What’s just as interesting is how, prior to this exchange, Johnson got clocked by a savage right hook from defending light heavyweight “Pretty” Ricky Conlan (real-life boxer Anthony Lewis Bellew), which prompted Rocky to consider throwing in the towel. A neat flashback montage sequence intercuts with Adonis’ body crumpling to the mat in slow-motion, recalling the major events of his life witnessed in the film; these include (1) his meeting with Marry Anne in juvenile hall, (2) his rejection and reconciliation with Bianca, (3) Rocky’s cancer diagnosis and treatment, and (4) mysterious archived footage of his father boxing in the ring. After the forth hard-cut, Johnson springs from unconsciousness to his feet “like a man possessed.”
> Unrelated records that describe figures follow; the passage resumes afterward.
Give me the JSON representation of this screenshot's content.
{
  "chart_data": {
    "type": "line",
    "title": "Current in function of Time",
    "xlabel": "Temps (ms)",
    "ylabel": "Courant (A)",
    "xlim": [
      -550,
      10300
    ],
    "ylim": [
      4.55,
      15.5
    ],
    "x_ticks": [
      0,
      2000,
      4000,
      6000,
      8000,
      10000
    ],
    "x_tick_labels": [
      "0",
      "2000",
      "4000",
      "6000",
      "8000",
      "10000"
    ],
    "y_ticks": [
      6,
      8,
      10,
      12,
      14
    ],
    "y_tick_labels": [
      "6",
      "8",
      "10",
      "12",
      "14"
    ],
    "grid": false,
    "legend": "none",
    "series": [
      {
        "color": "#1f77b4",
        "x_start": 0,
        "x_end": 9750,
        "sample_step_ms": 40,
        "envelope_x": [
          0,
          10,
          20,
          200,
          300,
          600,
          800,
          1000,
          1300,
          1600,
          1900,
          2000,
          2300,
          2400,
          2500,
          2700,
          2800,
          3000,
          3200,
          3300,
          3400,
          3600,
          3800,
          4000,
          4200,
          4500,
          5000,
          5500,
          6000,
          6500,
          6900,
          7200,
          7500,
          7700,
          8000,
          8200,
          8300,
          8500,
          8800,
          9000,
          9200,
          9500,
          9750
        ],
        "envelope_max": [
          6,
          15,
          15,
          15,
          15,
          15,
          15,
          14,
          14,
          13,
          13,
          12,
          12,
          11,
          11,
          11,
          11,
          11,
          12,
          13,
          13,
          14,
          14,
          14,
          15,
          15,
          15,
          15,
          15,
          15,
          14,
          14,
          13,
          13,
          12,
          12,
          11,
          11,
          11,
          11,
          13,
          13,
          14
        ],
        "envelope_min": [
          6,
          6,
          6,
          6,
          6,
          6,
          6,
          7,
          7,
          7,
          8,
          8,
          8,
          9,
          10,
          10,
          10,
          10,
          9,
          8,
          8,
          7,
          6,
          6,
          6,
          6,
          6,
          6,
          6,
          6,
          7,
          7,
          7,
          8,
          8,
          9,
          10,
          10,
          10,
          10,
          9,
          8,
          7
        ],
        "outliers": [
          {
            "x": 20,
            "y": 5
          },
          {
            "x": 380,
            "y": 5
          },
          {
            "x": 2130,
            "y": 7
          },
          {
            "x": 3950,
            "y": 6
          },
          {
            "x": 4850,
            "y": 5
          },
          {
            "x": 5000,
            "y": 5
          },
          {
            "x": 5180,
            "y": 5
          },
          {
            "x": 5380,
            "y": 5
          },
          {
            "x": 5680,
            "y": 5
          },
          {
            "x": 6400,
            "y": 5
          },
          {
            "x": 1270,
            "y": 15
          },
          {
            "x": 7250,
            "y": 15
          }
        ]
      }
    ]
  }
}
Bring back everything that’s ever hurt you, all the pain you had inside. They don’t know what we’ve been through. You belong here!
Exactly what possessed Adonis to recover is open to interpretation, but my take is that whatever biochemical, spiritual, or metaphorical inspiration came over him, his desire to prove his worth to himself finally overcame his desire to prove that worth to others. Tired of living under the combined shadow of self-doubt and the doubt of others, he decided disproving the former was more feasible — not to mention more satisfying — than the latter. Whether his father’s legacy had anything to do with that final push is up for debate, but the point is that Adonis realized the answer didn’t matter; he didn’t need to “conquer” or defeat the devil on his shoulder to prove he was worthwhile… he just needed to go the distance with it.